Bug 14408 - Incorrect results from the TRE engine
Incorrect results from the TRE engine
Status: ASSIGNED
Product: R
Classification: Unclassified
Component: Low-level
R 2.12.0
All All
: P5 minor
Assigned To: R-core
: 14984 (view as bug list)
Depends on:
Blocks:
  Show dependency treegraph
 
Reported: 2010-10-15 05:58 UTC by Brian Ripley
Modified: 2014-03-02 21:13 UTC (History)
2 users (show)

See Also:


Attachments

Note You need to log in before you can comment on or make changes to this bug.
Description Brian Ripley 2010-10-15 05:58:04 UTC
> grepl("^[[:alpha:]]{2,}", "123")
[1] TRUE
> grepl("^[[:alpha:]]{2,}", "123", perl = TRUE)
[1] FALSE

The PCRE result is clearly the correct one.

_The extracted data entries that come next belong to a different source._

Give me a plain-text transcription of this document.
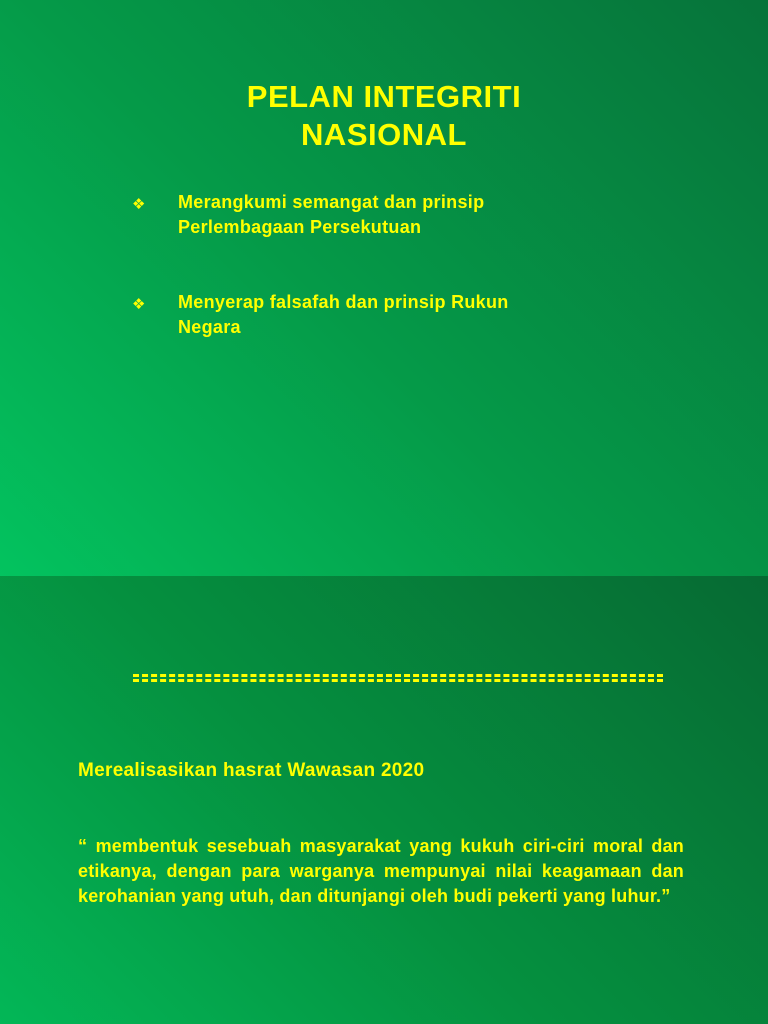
PELAN INTEGRITI
NASIONAL
❖	Merangkumi semangat dan prinsip
Perlembagaan Persekutuan
❖	Menyerap falsafah dan prinsip Rukun
Negara
Merealisasikan hasrat Wawasan 2020
“ membentuk sesebuah masyarakat yang kukuh ciri-ciri moral dan etikanya, dengan para warganya mempunyai nilai keagamaan dan kerohanian yang utuh, dan ditunjangi oleh budi pekerti yang luhur.”
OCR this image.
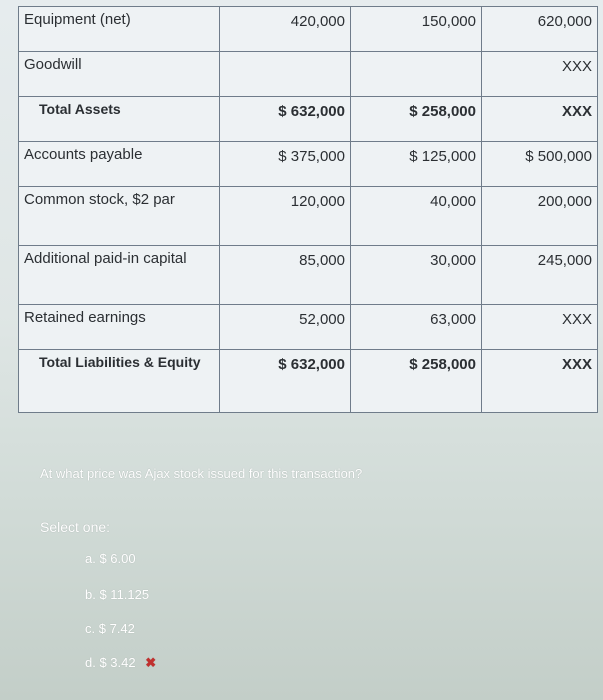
Equipment (net)	420,000	150,000	620,000
Goodwill			XXX
Total Assets	$ 632,000	$ 258,000	XXX
Accounts payable	$ 375,000	$ 125,000	$ 500,000
Common stock, $2 par	120,000	40,000	200,000
Additional paid-in capital	85,000	30,000	245,000
Retained earnings	52,000	63,000	XXX
Total Liabilities & Equity	$ 632,000	$ 258,000	XXX
At what price was Ajax stock issued for this transaction?
Select one:
a. $ 6.00
b. $ 11.125
c. $ 7.42
d. $ 3.42 ✖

Unfortunately the TRE support is currently down (and has been since July),
so we are unable to ask the developer for help.  So I'm filing this for
the record.
Comment 1 Henric Winell 2011-09-07 06:41:39 UTC
More recent versions of R doesn't seem to suffer from this anymore:

> grepl("^[[:alpha:]]{2,}", "123")
[1] FALSE
> grepl("^[[:alpha:]]{2,}", "123", perl = TRUE)
[1] FALSE
>
> sessionInfo()
R version 2.13.1 Patched (2011-08-13 r56726)
Platform: x86_64-pc-mingw32/x64 (64-bit)

locale:
[1] LC_COLLATE=Swedish_Sweden.1252  LC_CTYPE=Swedish_Sweden.1252
[3] LC_MONETARY=Swedish_Sweden.1252 LC_NUMERIC=C
[5] LC_TIME=Swedish_Sweden.1252

attached base packages:
[1] stats     graphics  grDevices utils     datasets  methods   base
Comment 2 Brian Ripley 2011-09-07 18:05:50 UTC
Yes it does, in a UTF-8 locale.
Nothing has changed in the TRE implemntation.
Comment 3 Brian Ripley 2011-11-05 12:35:57 UTC
In an 8-bit locale this computes ranges as a mask, and the grammar is correct.
In a larger locale, the grammar it computes for [[:alpha:]]{1,} checks
the type of the character, but that computed for [[:alpha:]]{2,} never does.
Comment 4 Brian Ripley 2012-02-15 21:23:34 UTC
It now does this right for ASCII text even in a MBCS.  New UTF-8 example
> grepl("^[[:alpha:]]{2,}", "123")
[1] FALSE
> grepl("^[[:alpha:]]{2,}", "12£")
[1] TRUE
Comment 5 Brian Ripley 2012-07-11 17:31:52 UTC
*** Bug 14984 has been marked as a duplicate of this bug. ***
Comment 6 Brian Ripley 2014-03-02 21:13:19 UTC
Confirmed as still present in the git sources for TRE on 2014-03-02.